New York considering banning salt in restaurant kitchens—no, really
Big Brother is watching, and his name is Felix Ortiz. The New York lawmaker has introduced a bill that would forbid chefs from adding salt to their dishes in an effort to reduce consumers’ sodium intake. Instead, diners would add their own salt at the table. “In this way, consumers have more control over the amount of sodium they intake and are given the option to exercise healthier diets and healthier lifestyles,” Ortiz told Nation’s Restaurant News.
Not surprisingly, the proposed ban on flavour isn’t getting much support from restaurant associations and public interest groups, both saying that a salt ban solves bupkis. Grub Street notes that the bill is “insane,” citing its $1,000 fine for “each use of salt.” How will this be enforced? Will there be a sodium czar assigned to monitor the state’s 20,000 restaurants? Can diners sue an establishment for a salt overdose?
This sort of bill would never fly in Toronto—we’re too fond of poutine, charcuterie, flavour and common sense. New York, we love you, but you’re bringing us down. We learned earlier this week that a chef down there is serving human breast milk cheese, and that Susur Lee is wishing New Yorkers were more adventurous. This stranger-than-fiction bill is making us wonder what has happened to the culinary capital.
• N.Y. lawmaker seeks to ban salt in restaurants [Nation’s Restaurant News]
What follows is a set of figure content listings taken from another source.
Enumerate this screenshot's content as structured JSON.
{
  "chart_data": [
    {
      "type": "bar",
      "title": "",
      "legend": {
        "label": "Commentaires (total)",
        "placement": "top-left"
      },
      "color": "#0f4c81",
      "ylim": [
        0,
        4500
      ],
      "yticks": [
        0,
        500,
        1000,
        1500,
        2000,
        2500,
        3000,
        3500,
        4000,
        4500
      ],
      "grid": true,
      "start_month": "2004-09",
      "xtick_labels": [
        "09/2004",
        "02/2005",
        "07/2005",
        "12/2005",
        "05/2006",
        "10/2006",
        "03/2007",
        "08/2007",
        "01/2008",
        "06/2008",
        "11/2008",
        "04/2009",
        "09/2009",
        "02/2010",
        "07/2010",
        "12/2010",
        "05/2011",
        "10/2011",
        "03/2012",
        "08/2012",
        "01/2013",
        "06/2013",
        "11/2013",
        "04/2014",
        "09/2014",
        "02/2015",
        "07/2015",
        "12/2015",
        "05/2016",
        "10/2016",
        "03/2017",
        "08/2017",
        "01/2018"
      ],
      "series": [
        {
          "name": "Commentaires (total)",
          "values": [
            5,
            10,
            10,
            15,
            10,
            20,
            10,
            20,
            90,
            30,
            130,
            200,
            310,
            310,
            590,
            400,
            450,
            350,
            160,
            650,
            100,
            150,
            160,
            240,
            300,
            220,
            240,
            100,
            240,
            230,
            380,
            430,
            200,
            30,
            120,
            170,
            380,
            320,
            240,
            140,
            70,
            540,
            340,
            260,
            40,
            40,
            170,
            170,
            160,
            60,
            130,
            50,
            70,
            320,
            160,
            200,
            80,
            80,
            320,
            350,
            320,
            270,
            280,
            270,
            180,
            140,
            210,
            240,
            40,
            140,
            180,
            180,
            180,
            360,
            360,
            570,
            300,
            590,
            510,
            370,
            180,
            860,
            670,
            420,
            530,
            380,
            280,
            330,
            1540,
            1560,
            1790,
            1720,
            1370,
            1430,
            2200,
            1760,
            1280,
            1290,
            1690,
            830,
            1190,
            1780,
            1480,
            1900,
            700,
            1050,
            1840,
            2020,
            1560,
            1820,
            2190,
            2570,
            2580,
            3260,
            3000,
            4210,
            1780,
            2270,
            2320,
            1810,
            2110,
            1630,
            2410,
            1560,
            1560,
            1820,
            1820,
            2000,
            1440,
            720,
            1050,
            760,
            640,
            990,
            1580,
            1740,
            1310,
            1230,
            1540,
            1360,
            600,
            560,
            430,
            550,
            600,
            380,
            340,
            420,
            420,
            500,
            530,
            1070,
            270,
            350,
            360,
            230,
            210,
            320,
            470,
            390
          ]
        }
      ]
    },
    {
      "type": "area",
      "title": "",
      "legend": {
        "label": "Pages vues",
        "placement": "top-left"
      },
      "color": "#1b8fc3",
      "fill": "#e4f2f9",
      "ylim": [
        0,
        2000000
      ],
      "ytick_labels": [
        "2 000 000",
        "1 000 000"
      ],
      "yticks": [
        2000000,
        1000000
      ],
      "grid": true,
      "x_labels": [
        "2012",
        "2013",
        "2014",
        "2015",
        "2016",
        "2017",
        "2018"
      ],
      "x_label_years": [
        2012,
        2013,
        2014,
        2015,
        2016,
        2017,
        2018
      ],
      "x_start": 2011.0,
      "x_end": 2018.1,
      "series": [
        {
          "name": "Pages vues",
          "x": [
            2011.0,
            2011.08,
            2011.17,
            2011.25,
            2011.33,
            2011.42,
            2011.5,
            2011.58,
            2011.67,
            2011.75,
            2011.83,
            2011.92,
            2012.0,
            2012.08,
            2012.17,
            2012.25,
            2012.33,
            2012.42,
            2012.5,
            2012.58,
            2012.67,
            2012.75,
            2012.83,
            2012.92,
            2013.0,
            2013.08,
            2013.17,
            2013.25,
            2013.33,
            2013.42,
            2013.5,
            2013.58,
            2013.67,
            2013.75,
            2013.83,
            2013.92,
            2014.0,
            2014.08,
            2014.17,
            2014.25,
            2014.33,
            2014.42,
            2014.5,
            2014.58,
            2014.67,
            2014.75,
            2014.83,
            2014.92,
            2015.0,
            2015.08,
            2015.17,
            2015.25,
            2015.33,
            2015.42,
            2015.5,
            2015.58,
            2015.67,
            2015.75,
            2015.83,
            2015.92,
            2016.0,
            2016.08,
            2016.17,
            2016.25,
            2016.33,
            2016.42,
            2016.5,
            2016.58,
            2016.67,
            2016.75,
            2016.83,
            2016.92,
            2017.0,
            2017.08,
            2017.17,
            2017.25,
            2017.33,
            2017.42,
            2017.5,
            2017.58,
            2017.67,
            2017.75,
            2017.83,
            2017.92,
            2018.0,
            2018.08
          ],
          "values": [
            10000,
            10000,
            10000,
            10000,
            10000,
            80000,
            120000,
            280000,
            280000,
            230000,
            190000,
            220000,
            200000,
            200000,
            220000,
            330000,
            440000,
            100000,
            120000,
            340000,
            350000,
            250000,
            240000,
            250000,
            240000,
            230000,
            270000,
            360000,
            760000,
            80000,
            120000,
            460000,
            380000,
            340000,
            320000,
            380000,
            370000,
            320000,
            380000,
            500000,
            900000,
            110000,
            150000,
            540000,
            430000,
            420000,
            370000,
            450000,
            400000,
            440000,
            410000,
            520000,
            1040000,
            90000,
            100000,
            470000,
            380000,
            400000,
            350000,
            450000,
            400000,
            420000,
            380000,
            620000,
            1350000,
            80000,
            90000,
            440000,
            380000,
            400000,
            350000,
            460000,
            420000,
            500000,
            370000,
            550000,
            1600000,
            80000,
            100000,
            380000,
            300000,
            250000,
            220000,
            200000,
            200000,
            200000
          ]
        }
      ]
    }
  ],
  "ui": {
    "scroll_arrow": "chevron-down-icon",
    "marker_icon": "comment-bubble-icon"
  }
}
• Insane Bill Would Ban Salt in Restaurants, Impose $1,000 Fines [Grub Street]
There is no chef in NYC “serving human breast milk cheese”. If you read an actual interview with the chef – like this one – you’d know that he just made some for his wife and himself using a surplus of pumped breast milk. It’s not being sold in his restaurant.
But so what if it was? Some would argue that it’s more natural for humans to consume human milk than it is for us to consume the milk of other animals…
First no dancing and now no salt? What’s next, no smiling?
“This sort of bill would never fly in Toronto—we’re too fond of poutine, charcuterie, flavour and common sense.”
You had me until the common sense part. This is EXACTLY the kind of thing that would fly in Toronto. This is the city that regulates hot dog vendors within an inch of their life and does all sorts of bureaucratic things with good intentions that never end up working.
Imagine, that would be the end of Katz’s Deli, Russ & Daughters… I doubt many people would be happy to salt their own lox, or eat their bland un-brined smoked meat sandwiches without the pickle.
Thank you Daniel. Let’s also not forget that this is the city that tried to ban sushi. So let’s not get too smug Toronto.
And god, what about the pasta? Have these people never heard of salting starches? Good for the starch, good for the taste buds.
I suppose they figure it’s easier to lay down the law on restaurants than on the real cause of heavy sodium in our diets – processed food.